Illustration by Ana Celaya; Shutterstock (1)

How Long Do Postpartum Night Sweats Last?

It depends, but you're most likely to experience postpartum night sweats in the immediate weeks after giving birth. "The postpartum variety may peak 1-2 weeks after delivery and improve as hormone fluctuations do," says Dr. Matseoane-Peterssen.

And the longer you continue to breastfeed, the longer you may experience sweating. "Many women breastfeed for six months and then they start to add food to their babies' diets. When you add food, all bets are off," says Dr. Beall. "That's when your hormones start to kick in again, you ovulate, and you'll get a period again. That's also when the night sweats and other symptoms start to go away."

Your weight could also influence how long you have postpartum night sweats. "The body has two ways to produce estrogen, and that's through the ovaries and through fat," says Dr. Beall. "Breastfeeding suppresses the activities of the ovaries, but if you have more body fat that's producing estrogen, you may have enough of the hormone in your body to keep night sweats at bay. Those who are thinner may not have as much estrogen in their systems and may have more symptoms."

How Can I Stop Postpartum Night Sweats?

Unfortunately, postpartum night sweats tend to stop completely on their own timeline. There are, however, tactics that can make them more bearable. Here are tips from experts and parents who have survived postpartum night sweats.

Try to keep cool.

Dress in layers, wear breathable fabrics, and keep a fan by the bed (or run the AC), advises Dr. Matseoane-Peterssen.

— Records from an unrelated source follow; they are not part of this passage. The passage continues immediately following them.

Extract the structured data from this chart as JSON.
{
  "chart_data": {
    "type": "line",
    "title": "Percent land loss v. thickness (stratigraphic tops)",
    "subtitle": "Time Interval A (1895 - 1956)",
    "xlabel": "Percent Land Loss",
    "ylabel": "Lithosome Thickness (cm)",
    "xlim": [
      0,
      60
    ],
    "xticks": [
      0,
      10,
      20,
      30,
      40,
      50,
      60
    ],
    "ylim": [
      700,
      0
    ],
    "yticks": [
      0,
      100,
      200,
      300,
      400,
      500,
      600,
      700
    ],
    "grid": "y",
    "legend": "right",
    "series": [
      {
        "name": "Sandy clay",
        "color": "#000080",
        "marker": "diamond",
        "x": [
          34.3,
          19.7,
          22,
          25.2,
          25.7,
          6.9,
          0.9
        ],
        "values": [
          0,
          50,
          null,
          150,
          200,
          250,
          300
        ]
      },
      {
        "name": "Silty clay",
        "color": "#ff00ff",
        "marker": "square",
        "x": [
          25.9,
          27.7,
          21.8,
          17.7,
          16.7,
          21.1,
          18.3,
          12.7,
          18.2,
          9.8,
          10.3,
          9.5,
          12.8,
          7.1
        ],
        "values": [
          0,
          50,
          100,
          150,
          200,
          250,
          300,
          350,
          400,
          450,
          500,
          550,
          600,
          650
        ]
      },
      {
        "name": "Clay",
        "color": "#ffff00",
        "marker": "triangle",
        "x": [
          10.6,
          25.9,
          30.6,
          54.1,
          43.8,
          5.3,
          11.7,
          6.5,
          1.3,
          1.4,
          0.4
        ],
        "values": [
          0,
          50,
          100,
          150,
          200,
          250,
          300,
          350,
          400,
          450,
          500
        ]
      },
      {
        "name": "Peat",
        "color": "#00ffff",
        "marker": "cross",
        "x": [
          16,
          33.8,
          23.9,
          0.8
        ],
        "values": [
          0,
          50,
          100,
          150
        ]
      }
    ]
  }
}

"Each night I would purposely dress in layers that were easy to shed throughout the night," says mom Brittany Duffee. "I would climb into bed with all of these layers, cuddle up into the fetal position, and wait for the shivering to stop and the sweating to begin. Knowing the puddle of sweat was inevitable, I would also layer my side of the bed with towels every night before bed to absorb the moisture and not ruin our mattress."

Clean up your diet and exercise routine.

"Exercise can also be helpful—even a brisk walk," says Dr. Matseoane-Peterssen. "It's also a good idea to avoid caffeine and alcohol, which can exacerbate symptoms." Dr. Beall adds that while there are some vitamins or supplements you can take postpartum, she wouldn't recommend any additional supplements be taken while a person is breastfeeding.

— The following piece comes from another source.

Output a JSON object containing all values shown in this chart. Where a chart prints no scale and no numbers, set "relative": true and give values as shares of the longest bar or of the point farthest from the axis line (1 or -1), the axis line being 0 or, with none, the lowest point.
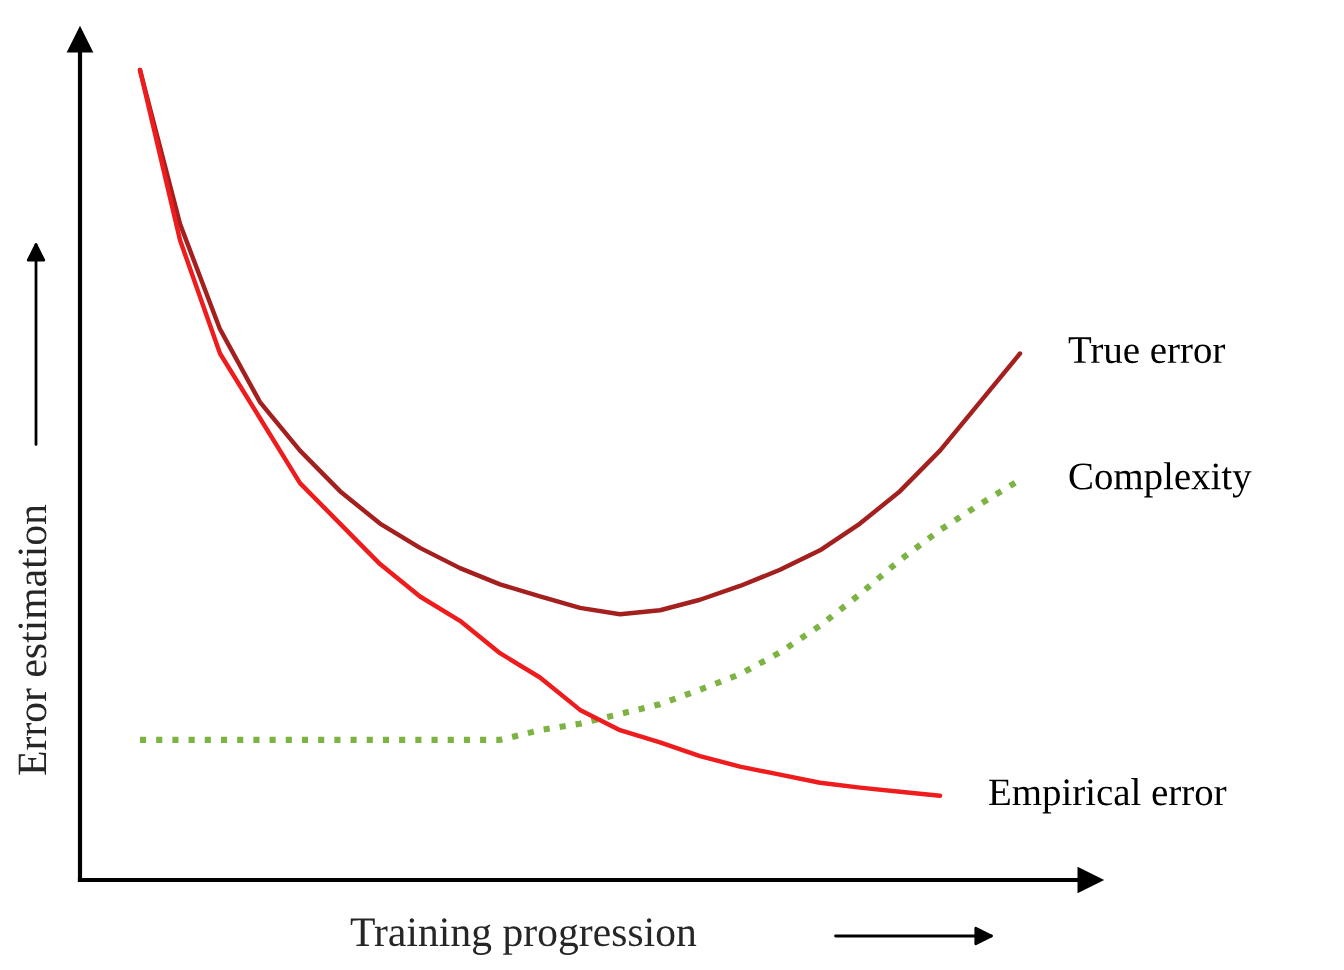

Hydrate, hydrate, hydrate.

"Stick with water, especially if you're nursing, to replace the fluids you sweat off," says Dr. Matseoane-Peterssen. And drink lots of it.

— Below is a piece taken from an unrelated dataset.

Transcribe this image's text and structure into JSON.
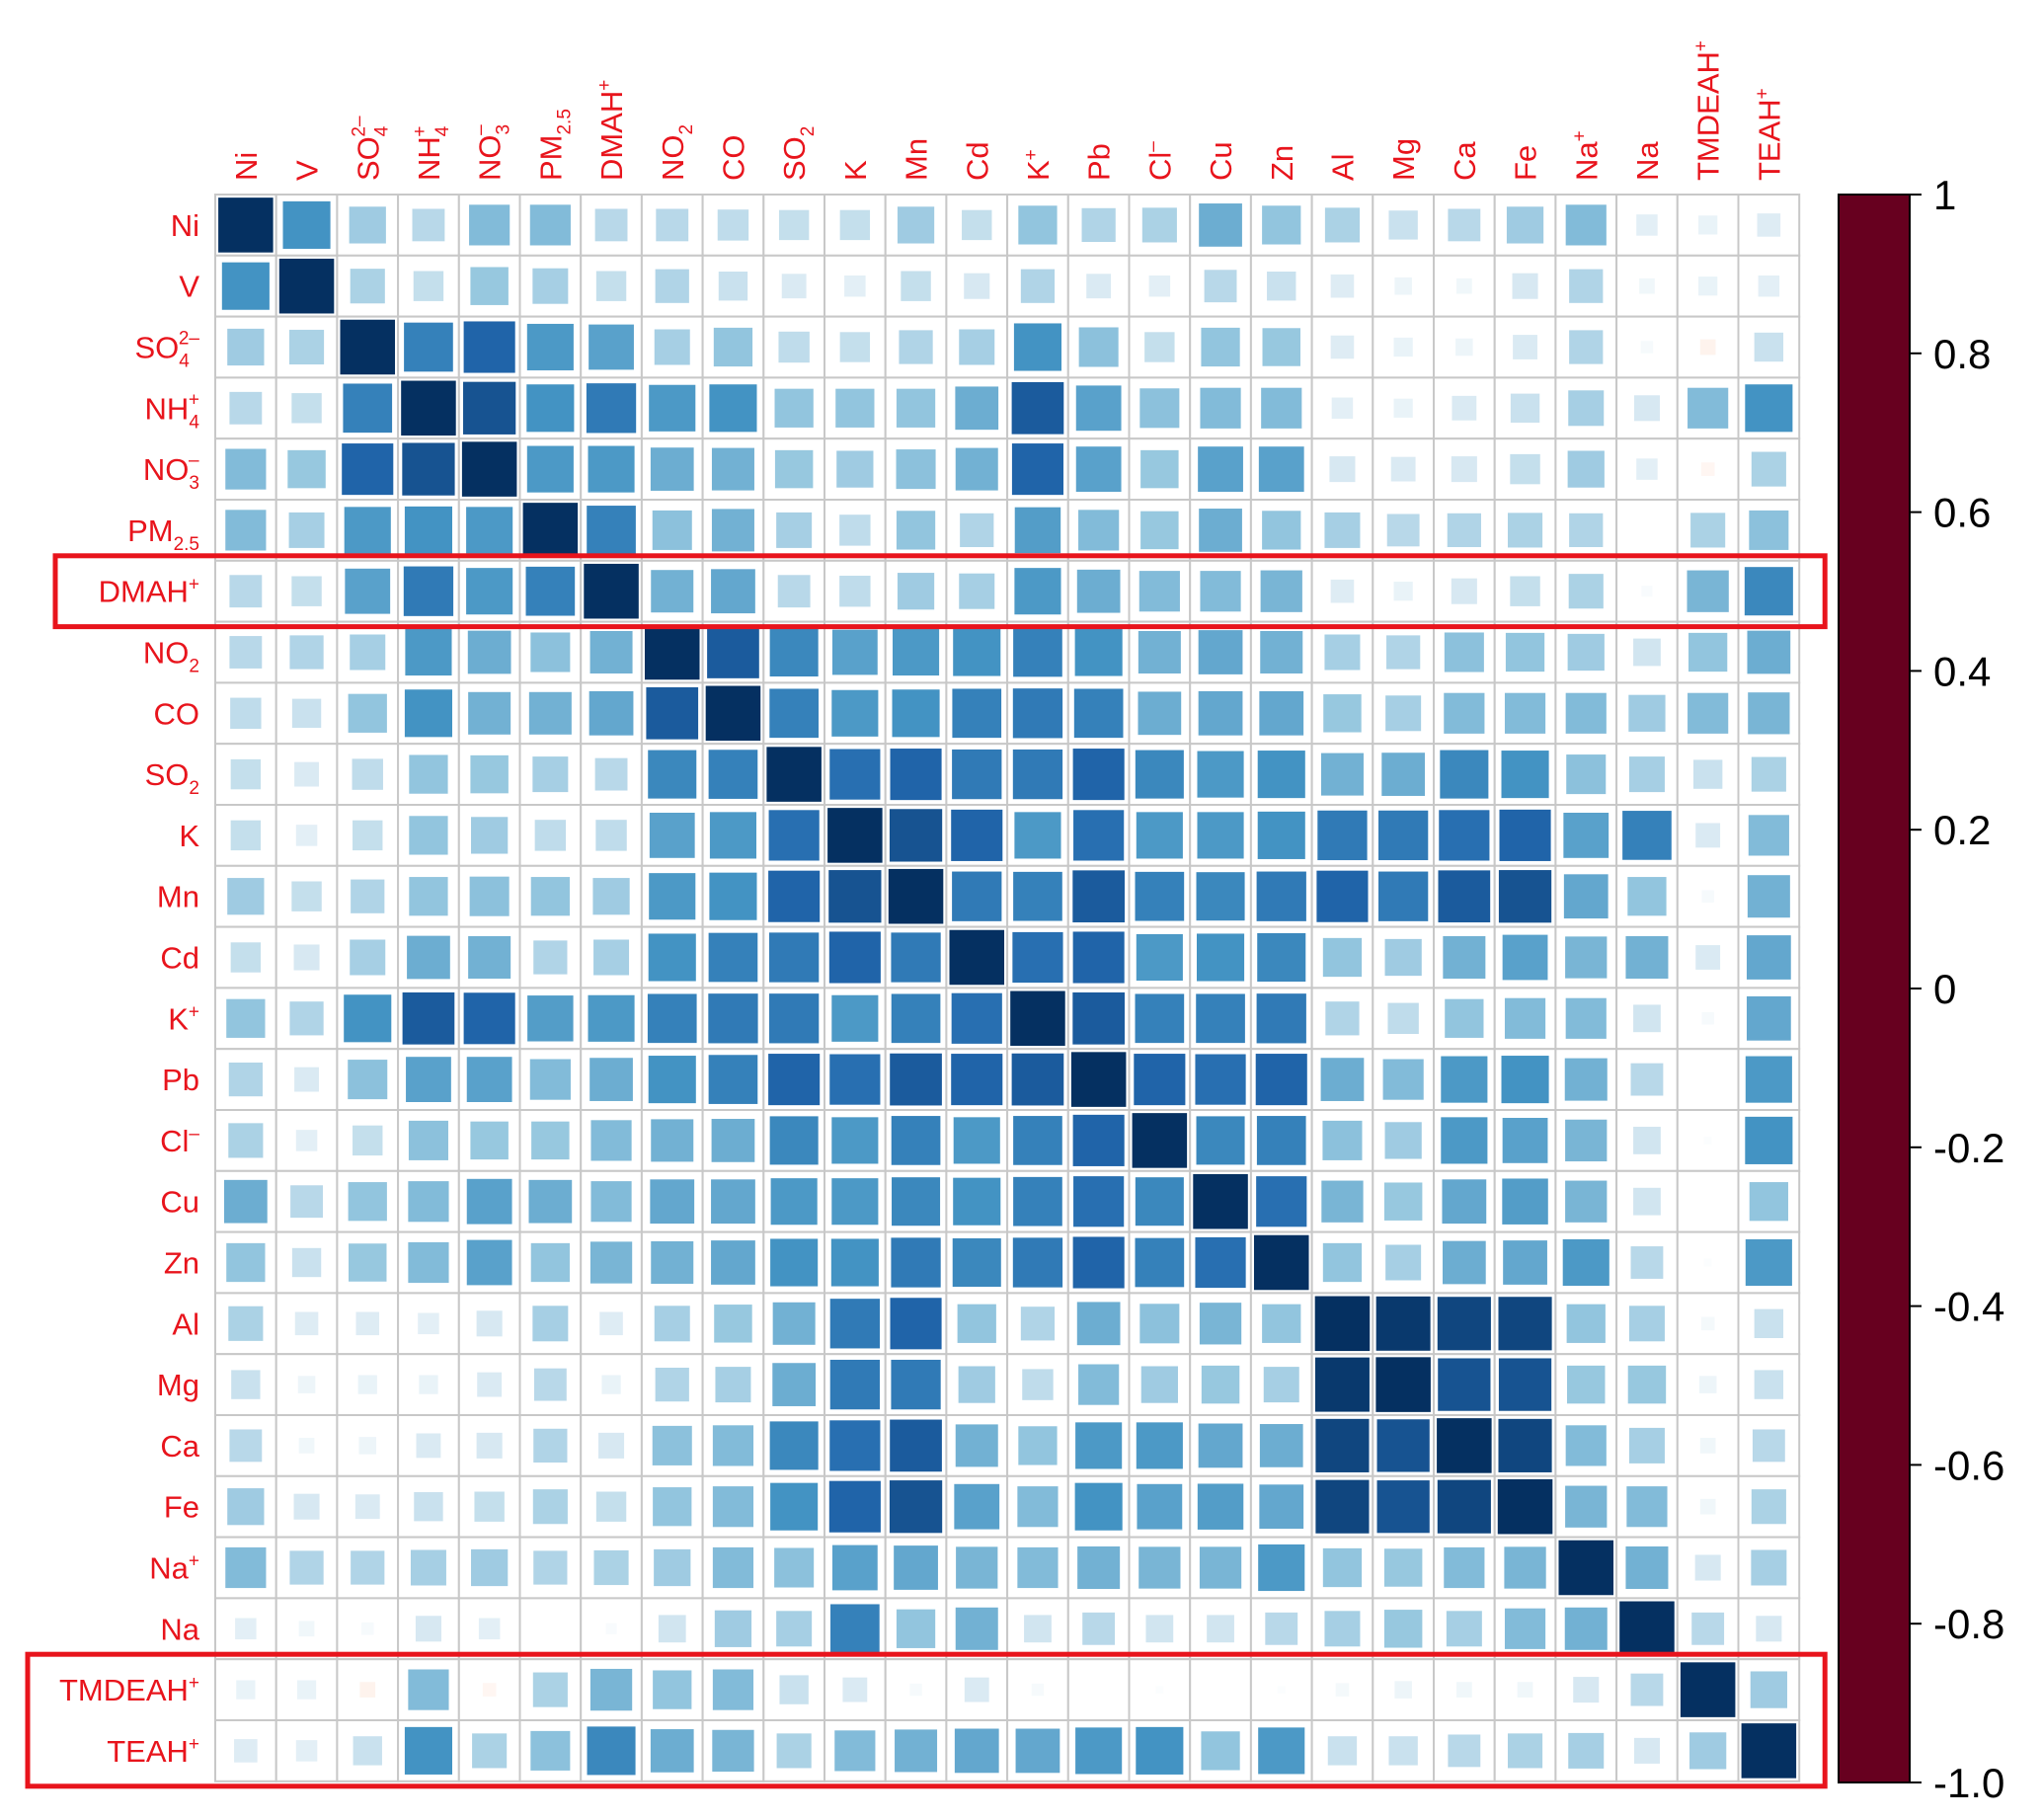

"By my third child, I had a few tricks up my sleeve," says Kristen, mom behind the Momosas podcast. "I would always lay out an extra shirt each night before bed, to change into in the middle of the night. I also noticed that if I was diligent about drinking enough water during the day, my night sweats were not as bad."

When To Worry About Postpartum Night Sweats

Call your OB-GYN if you have a fever, racing pulse, or a productive cough with your night sweats, advises Dr. Matseoane-Peterssen. "These additional symptoms might prompt an evaluation for other causes of sweats, such as an infection or a thyroid issue."

And if your postpartum night sweats cause any emotional fall-out, you should talk to your health care provider ASAP. "Please speak with your doctor or midwife if annoyance becomes stress or sadness which becomes hopelessness," says Dr. Matseoane-Peterssen. "Those feelings are symptoms of anxiety and depression, and we can help."

But rest assured that even if you do experience these emotions, they won't last forever. "I usually talk to my patients about it at their postpartum appointments," says Dr. Beall. "Most people feel better when they know the symptoms will be short-lived."